Hm, haven’t posted in a while. Having your tonsils out will do that!
Mike Hommey recently blogged on some binary layout issues he’d run into with Thumb-2 binaries. For the last week or so, I’ve been working on one of those problems: Thumb-2/ARM trampolines.
memcpy calls, how do they work? After all, code in your executable or shared library can’t directly call memcpy, since the address of memcpy is unknown until runtime. You can handle this in various ways; the solution adopted for ELF systems is something called a procedure linkage table, or PLT. (The mechanisms on Windows and Mac are similar, but the details are probably somewhat different; I’m not familiar with them.)
The PLT is simply an extra layer of indirection. Each entry in the PLT has a corresponding entry in the global offset table (GOT) associated with it; the GOT entry is the address of the actual function the PLT entry should call. At load time, the GOT entries are set to the address of the entry point of the dynamic linker’s lookup function.
When you call memcpy, then, you’re actually calling the PLT entry associated with memcpy. The first time you make such a call, the dynamic linker is invoked to figure out where memcpy actually lives. Once it has done so, it updates the associated GOT entry with that address and calls the “real” memcpy. Subsequent calls to memcpy then find the actual address in the GOT and jump directly there, bypassing the dynamic linker.
(glibc on Linux plays elaborate games so that calls from libc to libc functions don’t go through the PLT; the details of doing so are best left for a separate blog post.)
OK, so onto the problem description. PLT entries on ARM Linux are ARM mode code. Of course, it’s perfectly valid for Thumb code to want to use these PLT entries; it’d be silly to have separate PLT entries for ARM calls and Thumb calls. For non-tail calls, Thumb code can just use blx, which switches to ARM mode and jumps to a given address. But for tail calls, there’s no jump-to-offset-and-switch-mode instruction (bx jumps to an address in a register, not an immediate offset). So some cleverness is required.
In the gold linker, the solution taken is general: whenever we have such a Thumb-to-ARM branch (whether to a PLT entry or otherwise), generate a small stub of code to do the mode switch and branch, then branch to that. Such stubs are generated for various other similar cases, so the linker was already doing such things anyway.
There’s two issues with this approach. The first is that the stubs take up extra space, then second is that they’re placed wherever the linker thinks is convenient, which might not be the best place for improving the layout of the compiled code. (The linker does put some effort into reusing stubs, so if you have several Thumb-to-ARM calls/jumps to the same address, the linker will reuse a stub, rather than duplicating it willy-nilly.) The second is the real dealbreaker here.

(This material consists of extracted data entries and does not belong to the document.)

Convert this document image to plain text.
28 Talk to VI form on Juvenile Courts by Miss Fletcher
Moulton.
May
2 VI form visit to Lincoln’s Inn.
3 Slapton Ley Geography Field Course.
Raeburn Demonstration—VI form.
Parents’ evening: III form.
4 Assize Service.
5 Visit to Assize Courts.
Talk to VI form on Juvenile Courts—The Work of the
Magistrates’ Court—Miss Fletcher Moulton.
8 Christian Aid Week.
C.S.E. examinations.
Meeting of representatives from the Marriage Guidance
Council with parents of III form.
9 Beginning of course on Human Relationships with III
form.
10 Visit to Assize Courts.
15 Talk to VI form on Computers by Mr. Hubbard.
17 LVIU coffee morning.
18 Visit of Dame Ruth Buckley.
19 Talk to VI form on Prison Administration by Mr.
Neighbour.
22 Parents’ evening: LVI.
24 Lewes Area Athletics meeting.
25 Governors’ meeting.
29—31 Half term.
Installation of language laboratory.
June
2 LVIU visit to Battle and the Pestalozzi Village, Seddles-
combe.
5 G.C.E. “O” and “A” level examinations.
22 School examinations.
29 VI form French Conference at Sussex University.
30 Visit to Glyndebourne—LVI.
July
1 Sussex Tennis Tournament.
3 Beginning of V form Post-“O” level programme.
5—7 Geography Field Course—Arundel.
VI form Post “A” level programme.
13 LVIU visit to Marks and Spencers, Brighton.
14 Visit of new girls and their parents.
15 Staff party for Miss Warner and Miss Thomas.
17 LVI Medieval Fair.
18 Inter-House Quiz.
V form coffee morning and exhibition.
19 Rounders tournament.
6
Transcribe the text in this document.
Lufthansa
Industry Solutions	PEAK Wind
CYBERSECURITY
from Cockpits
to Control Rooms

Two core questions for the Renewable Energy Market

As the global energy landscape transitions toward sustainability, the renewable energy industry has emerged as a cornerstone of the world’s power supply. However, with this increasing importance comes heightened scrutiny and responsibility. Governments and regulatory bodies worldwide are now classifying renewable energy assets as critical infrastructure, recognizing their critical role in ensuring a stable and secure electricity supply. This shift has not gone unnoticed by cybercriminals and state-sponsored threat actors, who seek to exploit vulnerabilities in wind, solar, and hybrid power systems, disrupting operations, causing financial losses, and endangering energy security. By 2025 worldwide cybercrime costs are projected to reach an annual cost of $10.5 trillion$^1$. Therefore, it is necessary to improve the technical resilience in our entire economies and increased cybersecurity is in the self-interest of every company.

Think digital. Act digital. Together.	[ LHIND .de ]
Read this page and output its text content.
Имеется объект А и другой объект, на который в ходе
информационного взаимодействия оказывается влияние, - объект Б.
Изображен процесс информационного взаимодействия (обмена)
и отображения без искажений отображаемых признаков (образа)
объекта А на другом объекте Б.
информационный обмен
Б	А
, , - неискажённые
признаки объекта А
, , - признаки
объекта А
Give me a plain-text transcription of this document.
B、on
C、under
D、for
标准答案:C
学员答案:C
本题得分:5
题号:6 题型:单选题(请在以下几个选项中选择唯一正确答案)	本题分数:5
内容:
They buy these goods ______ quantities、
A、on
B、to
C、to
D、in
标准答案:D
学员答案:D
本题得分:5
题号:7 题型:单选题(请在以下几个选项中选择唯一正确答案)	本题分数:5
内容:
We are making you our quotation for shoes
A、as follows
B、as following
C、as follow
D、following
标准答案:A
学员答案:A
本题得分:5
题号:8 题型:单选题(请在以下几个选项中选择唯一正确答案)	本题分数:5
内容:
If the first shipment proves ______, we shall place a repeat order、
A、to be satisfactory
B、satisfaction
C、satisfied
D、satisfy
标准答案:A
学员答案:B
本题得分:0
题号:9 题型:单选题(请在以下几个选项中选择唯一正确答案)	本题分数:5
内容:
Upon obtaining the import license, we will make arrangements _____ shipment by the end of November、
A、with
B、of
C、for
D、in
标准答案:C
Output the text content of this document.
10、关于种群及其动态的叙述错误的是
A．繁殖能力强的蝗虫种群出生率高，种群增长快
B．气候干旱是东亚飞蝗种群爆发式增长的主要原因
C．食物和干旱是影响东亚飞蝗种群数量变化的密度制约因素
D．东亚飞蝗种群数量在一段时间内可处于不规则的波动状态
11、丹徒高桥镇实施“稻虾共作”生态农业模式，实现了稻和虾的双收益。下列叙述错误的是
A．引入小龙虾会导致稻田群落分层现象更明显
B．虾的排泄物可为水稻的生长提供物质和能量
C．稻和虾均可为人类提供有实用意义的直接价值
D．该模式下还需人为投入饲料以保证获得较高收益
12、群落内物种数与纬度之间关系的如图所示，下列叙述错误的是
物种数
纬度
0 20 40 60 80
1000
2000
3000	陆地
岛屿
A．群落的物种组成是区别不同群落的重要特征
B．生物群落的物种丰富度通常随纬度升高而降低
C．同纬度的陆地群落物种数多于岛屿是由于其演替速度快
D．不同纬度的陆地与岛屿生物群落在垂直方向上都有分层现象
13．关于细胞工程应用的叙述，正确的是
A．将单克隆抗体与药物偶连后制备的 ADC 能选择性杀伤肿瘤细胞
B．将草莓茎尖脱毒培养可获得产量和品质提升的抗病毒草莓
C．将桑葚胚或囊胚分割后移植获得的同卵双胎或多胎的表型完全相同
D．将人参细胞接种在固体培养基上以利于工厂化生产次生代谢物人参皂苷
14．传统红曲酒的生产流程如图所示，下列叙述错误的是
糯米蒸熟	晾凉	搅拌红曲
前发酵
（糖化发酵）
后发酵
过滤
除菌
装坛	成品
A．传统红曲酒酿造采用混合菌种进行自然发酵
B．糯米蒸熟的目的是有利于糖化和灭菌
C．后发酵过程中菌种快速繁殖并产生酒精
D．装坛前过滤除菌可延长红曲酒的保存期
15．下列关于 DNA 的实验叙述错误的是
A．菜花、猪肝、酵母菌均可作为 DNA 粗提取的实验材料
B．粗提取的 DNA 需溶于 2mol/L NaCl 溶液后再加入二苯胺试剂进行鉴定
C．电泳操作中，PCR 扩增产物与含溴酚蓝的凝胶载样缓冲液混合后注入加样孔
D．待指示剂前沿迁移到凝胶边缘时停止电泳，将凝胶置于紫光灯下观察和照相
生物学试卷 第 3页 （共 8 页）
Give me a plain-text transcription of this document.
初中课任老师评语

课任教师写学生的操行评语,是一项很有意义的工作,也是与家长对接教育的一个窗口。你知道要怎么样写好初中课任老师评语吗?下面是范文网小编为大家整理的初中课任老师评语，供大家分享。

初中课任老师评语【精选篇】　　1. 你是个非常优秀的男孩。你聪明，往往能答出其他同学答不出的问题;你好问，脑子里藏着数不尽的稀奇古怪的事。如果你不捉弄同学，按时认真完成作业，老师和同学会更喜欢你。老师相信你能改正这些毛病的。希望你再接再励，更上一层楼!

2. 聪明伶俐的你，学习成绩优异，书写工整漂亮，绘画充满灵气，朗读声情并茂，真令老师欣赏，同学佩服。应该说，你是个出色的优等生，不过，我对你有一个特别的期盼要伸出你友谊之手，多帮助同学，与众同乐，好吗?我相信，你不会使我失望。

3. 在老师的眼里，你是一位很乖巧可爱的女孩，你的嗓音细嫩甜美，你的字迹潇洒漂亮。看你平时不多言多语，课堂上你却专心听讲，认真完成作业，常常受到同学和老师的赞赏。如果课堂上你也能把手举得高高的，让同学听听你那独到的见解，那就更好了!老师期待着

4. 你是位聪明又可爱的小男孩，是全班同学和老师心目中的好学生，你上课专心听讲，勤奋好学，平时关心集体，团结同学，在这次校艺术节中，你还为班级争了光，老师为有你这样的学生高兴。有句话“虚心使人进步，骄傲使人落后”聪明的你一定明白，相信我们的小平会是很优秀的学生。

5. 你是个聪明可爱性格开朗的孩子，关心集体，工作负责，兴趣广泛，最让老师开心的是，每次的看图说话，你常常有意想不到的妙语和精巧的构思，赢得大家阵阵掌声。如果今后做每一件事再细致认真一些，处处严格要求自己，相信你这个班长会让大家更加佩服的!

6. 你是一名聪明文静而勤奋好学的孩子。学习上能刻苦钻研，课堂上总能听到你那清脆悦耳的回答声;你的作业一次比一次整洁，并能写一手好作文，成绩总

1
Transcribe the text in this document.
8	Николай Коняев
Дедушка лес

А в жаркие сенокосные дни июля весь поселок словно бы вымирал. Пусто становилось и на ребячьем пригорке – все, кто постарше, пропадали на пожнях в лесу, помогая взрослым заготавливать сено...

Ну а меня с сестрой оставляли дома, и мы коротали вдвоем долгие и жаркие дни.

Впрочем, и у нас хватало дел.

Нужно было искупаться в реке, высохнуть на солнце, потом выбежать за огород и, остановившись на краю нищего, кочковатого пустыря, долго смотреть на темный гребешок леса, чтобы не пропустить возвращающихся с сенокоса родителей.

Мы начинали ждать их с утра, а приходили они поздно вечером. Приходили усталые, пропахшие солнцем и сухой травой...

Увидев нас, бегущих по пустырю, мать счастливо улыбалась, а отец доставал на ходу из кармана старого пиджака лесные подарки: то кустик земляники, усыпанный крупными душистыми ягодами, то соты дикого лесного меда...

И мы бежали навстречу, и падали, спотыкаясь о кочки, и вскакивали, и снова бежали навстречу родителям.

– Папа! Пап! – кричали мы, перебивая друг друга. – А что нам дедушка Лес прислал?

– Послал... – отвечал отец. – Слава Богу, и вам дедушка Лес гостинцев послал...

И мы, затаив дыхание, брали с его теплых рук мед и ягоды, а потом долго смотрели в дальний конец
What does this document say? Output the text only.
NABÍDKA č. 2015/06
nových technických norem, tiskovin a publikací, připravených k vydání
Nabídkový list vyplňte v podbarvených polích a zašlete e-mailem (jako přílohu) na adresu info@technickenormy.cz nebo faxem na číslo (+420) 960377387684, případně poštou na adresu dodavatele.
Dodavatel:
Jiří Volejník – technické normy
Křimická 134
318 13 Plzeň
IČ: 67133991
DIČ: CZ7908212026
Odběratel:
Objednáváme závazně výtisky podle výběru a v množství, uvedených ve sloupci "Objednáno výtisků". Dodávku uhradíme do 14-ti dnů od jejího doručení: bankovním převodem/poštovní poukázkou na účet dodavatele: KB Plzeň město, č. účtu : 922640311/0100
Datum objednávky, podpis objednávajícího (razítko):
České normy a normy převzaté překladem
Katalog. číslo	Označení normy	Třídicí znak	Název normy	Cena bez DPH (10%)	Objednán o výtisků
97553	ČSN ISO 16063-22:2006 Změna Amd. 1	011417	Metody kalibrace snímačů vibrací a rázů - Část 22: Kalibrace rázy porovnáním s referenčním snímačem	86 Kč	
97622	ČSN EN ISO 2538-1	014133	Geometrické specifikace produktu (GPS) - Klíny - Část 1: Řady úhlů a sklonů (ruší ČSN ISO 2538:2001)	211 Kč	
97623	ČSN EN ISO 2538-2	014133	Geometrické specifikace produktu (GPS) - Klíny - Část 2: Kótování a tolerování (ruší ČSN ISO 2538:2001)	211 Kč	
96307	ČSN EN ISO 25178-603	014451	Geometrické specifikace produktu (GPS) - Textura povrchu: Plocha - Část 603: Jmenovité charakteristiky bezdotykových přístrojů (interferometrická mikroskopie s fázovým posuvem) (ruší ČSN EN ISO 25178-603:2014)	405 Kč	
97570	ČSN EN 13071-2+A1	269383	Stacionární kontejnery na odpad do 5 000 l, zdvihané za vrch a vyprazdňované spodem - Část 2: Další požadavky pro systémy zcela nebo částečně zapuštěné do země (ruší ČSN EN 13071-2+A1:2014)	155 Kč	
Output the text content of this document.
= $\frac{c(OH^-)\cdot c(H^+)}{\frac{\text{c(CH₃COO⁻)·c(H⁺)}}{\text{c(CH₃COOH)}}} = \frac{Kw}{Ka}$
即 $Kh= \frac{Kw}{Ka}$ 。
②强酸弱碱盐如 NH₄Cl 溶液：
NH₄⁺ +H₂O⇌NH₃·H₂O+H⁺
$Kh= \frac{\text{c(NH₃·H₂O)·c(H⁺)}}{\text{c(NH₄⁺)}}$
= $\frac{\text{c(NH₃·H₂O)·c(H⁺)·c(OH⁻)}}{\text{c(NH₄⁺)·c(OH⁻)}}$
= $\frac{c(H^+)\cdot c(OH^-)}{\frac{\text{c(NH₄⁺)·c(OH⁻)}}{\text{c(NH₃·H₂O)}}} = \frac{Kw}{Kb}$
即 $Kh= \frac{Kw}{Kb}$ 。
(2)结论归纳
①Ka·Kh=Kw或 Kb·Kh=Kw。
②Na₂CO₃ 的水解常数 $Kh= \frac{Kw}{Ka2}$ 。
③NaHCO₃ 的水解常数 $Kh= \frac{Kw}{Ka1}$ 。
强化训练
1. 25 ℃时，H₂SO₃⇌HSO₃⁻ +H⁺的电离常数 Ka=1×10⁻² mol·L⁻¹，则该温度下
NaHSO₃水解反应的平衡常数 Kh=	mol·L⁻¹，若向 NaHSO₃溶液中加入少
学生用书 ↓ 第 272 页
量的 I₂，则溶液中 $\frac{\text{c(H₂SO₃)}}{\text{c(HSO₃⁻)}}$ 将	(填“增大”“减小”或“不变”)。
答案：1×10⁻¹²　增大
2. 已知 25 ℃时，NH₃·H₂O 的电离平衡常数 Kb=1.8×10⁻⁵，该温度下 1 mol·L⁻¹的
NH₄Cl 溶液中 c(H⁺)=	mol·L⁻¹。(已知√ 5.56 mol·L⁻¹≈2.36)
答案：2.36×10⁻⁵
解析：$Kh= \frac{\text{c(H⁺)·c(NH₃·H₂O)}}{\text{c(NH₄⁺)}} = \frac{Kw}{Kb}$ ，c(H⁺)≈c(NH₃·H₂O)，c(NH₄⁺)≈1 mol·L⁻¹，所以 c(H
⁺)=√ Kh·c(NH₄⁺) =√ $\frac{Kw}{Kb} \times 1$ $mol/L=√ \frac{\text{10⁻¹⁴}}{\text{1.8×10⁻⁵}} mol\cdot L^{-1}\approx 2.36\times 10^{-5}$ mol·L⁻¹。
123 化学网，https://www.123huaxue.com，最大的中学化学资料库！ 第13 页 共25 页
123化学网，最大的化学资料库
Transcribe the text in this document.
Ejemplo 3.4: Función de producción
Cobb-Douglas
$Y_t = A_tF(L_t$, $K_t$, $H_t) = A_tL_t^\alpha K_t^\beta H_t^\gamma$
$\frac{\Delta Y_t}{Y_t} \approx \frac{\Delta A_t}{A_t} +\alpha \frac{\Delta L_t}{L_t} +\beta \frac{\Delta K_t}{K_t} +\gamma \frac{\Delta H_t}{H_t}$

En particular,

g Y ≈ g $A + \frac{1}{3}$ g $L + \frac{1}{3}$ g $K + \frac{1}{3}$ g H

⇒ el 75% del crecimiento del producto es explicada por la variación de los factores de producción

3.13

The GNU linker’s approach is more clever: it embeds the necessary stub into the PLT entry itself. Whereas the entry previously looked like:
22c: e28fc610 add ip, pc, #16777216 ; 0x1000000 230: e28cca08 add ip, ip, #32768 ; 0x8000 234: e5bcf080 ldr pc, [ip, #128]! ; 0x80
it now looks like:
228: 4778 bx pc 22a: 46c0 nop ; (mov r8, r8) 22c: e28fc610 add ip, pc, #16777216 ; 0x1000000 230: e28cca08 add ip, ip, #32768 ; 0x8000 234: e5bcf080 ldr pc, [ip, #128]! ; 0x80
(This works because bx pc actually branches to the PC of the bx insn + 4: i.e. 0x22c.)
So direct jumps from Thumb code use the entry point at 0×228, whereas all other calls and jumps from ARM or Thumb code use the entry point at 0x22c. This method is smaller (4 bytes for the PLT entry stub versus 16-ish bytes for the out-of-line, imperfectly located stub) and plays nicely with section reordering.
We could use GNU ld for our linking needs, but gold has several very nice features (performance, identical code folding, section ordering, incremental linking, etc.) that make its use desirable. So the last week of my time has been spent learning gold well enough to add these small Thumb stubs to PLT entries when necessary. gold can now do this, woohoo!
I believe my code is suitable for using in Mozilla builds. Before being submitted upstream, however, there need to be some kinks worked out with regards to incremental linking: gold’s incremental linking support assumes that all PLT entries are the same size. The above modifications mean that some will be 16 bytes and some will be 12. (A possible cheesy hack would be to make all stubs 16 bytes when incremental linking…) It might also be worthwhile exploring a more general solution for stub positioning so that stubs play nicely with section reordering.